The ternary complex of DNase I, actin and thymosin beta4.

We have recently described a method for identifying contact sites between actin and thymosin beta4 (Tbeta4) by following spectrophotometrically the extent and kinetics of distinct, thiol-specific crosslinking reactions between appropriate derivatives of the two proteins [Reichert et a]. (1996) J. Biol. Chem. 271, 1301-1308]. In the present study this method was used to show that such crosslinking, which is indicative of complex formation, occurs to the same extent with the actin-DNase I complex as with pure actin, although at a somewhat lower rate. Further evidence for the formation of the ternary complex was given by gel electrophoresis. From fluorescence spectroscopy the KD value of Tbeta4 from the actin-DNase I complex was found to be identical to that from pure actin.
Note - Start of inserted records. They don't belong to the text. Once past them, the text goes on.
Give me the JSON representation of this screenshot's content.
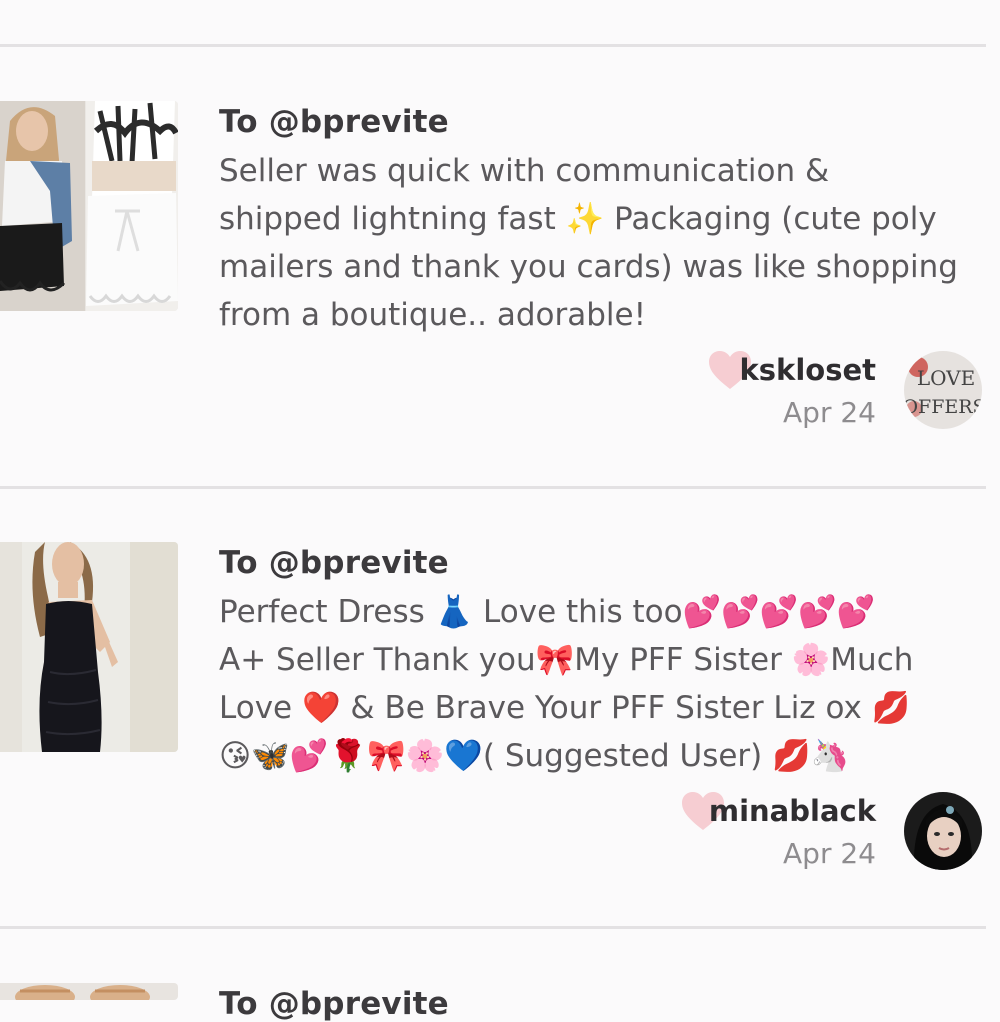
{
  "feed": {
    "reviews": [
      {
        "to_label": "To @bprevite",
        "text_lines": [
          "Seller was quick with communication &",
          "shipped lightning fast ✨ Packaging (cute poly",
          "mailers and thank you cards) was like shopping",
          "from a boutique.. adorable!"
        ],
        "username": "kskloset",
        "date": "Apr 24",
        "avatar_text": [
          "LOVE",
          "OFFERS"
        ],
        "thumbnail": "white-lace-shorts-outfit"
      },
      {
        "to_label": "To @bprevite",
        "text_lines": [
          "Perfect Dress 👗 Love this too💕💕💕💕💕",
          "A+ Seller Thank you🎀My PFF Sister 🌸Much",
          "Love ❤️ & Be Brave Your PFF Sister Liz ox 💋",
          "😘🦋💕🌹🎀🌸💙( Suggested User) 💋🦄"
        ],
        "username": "minablack",
        "date": "Apr 24",
        "thumbnail": "black-bodycon-dress"
      },
      {
        "to_label": "To @bprevite",
        "thumbnail": "sandals"
      }
    ]
  },
  "colors": {
    "background": "#fbfafb",
    "heart": "#f6cdd2",
    "divider": "#e3e1e3",
    "username": "#2f2d30",
    "date": "#8e8c8f"
  },
  "icons": {
    "like": "heart-icon"
  }
}
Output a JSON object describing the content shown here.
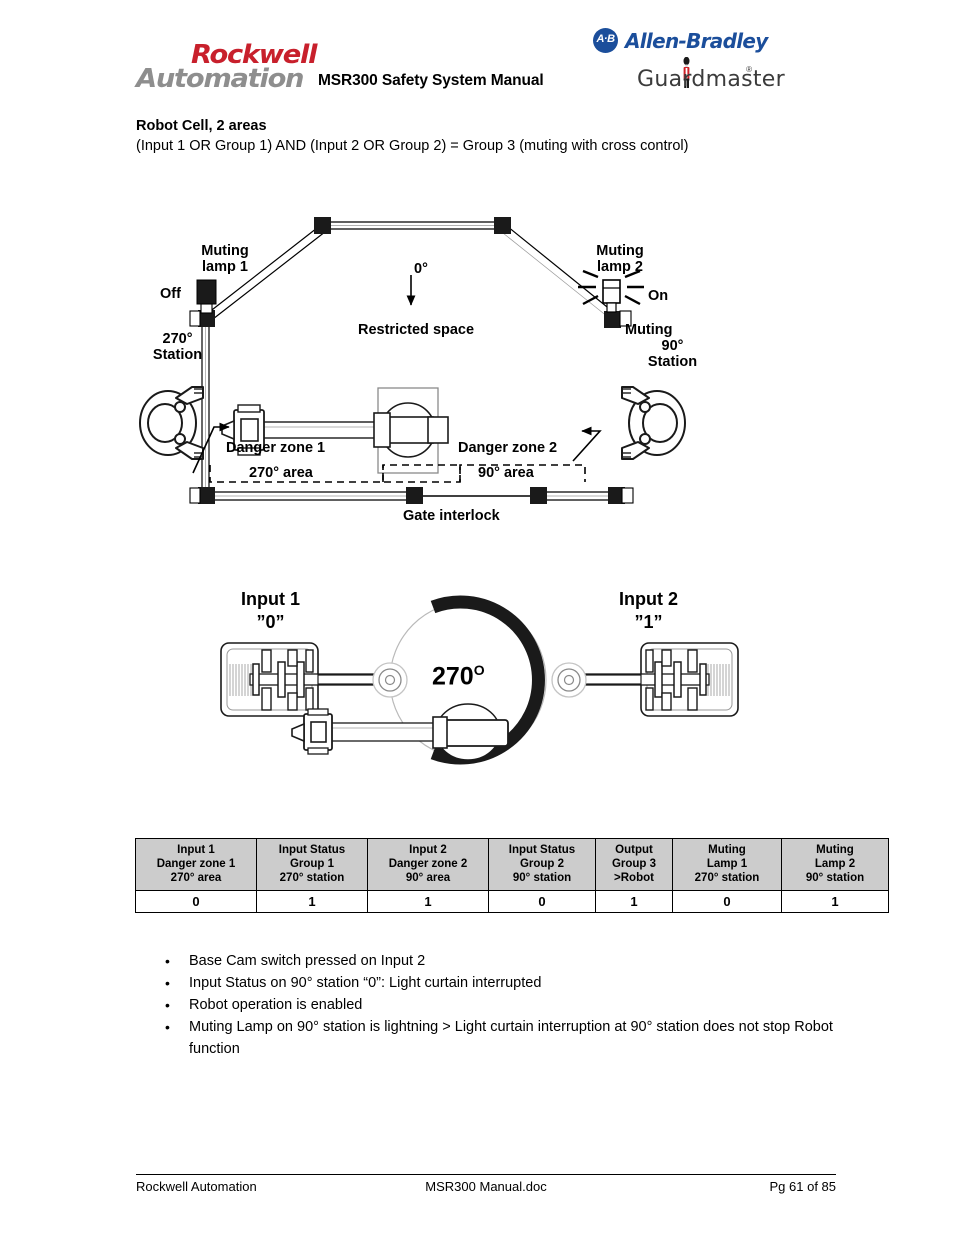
{
  "header": {
    "rockwell_top": "Rockwell",
    "rockwell_bottom": "Automation",
    "title": "MSR300 Safety System Manual",
    "ab_badge": "A·B",
    "ab_name": "Allen-Bradley",
    "guardmaster": "Guardmaster",
    "guardmaster_reg": "®"
  },
  "section": {
    "title": "Robot Cell, 2 areas",
    "formula": "(Input 1 OR Group 1) AND (Input 2 OR Group 2) = Group 3 (muting with cross control)"
  },
  "diagram_top": {
    "muting_lamp_1": "Muting\nlamp 1",
    "muting_lamp_1_line1": "Muting",
    "muting_lamp_1_line2": "lamp 1",
    "off_label": "Off",
    "station_270_line1": "270°",
    "station_270_line2": "Station",
    "angle_0": "0°",
    "restricted_space": "Restricted space",
    "muting_lamp_2_line1": "Muting",
    "muting_lamp_2_line2": "lamp 2",
    "on_label": "On",
    "muting_90_line1": "Muting",
    "muting_90_line2": "90°",
    "muting_90_line3": "Station",
    "danger_zone_1": "Danger zone 1",
    "area_270": "270° area",
    "danger_zone_2": "Danger zone 2",
    "area_90": "90° area",
    "gate_interlock": "Gate interlock"
  },
  "diagram_bottom": {
    "input_1_label": "Input 1",
    "input_1_value": "”0”",
    "input_2_label": "Input 2",
    "input_2_value": "”1”",
    "center_angle": "270",
    "center_degree": "O"
  },
  "table": {
    "headers": [
      {
        "l1": "Input 1",
        "l2": "Danger zone 1",
        "l3": "270° area"
      },
      {
        "l1": "Input Status",
        "l2": "Group 1",
        "l3": "270° station"
      },
      {
        "l1": "Input 2",
        "l2": "Danger zone 2",
        "l3": "90° area"
      },
      {
        "l1": "Input Status",
        "l2": "Group 2",
        "l3": "90° station"
      },
      {
        "l1": "Output",
        "l2": "Group 3",
        "l3": ">Robot"
      },
      {
        "l1": "Muting",
        "l2": "Lamp 1",
        "l3": "270° station"
      },
      {
        "l1": "Muting",
        "l2": "Lamp 2",
        "l3": "90° station"
      }
    ],
    "values": [
      "0",
      "1",
      "1",
      "0",
      "1",
      "0",
      "1"
    ]
  },
  "bullets": [
    "Base Cam switch pressed on Input 2",
    "Input Status on 90° station “0”: Light curtain interrupted",
    "Robot operation is enabled",
    "Muting Lamp on 90° station is lightning > Light curtain interruption at 90° station does not stop Robot function"
  ],
  "footer": {
    "left": "Rockwell Automation",
    "middle": "MSR300 Manual.doc",
    "right": "Pg 61 of 85"
  },
  "colors": {
    "rockwell_red": "#c8202c",
    "rockwell_gray": "#8e8e8e",
    "ab_blue": "#1b4e9b",
    "table_header_bg": "#cccccc",
    "ink": "#000000"
  }
}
In line with these data, the capacity of actin for inhibiting DNase I was not affected by the addition of Tbeta4. In conclusion, DNase I and Tbeta4 are independent of each other in their interaction with actin, suggesting that the binding sites of thymosin beta4 and DNase I on actin do not overlap. A ternary complex of DNase I, actin and Tbeta4, if obtained in crystalline form, could thus provide an approach for studying the interface of Tbeta4 and actin by X-ray analysis.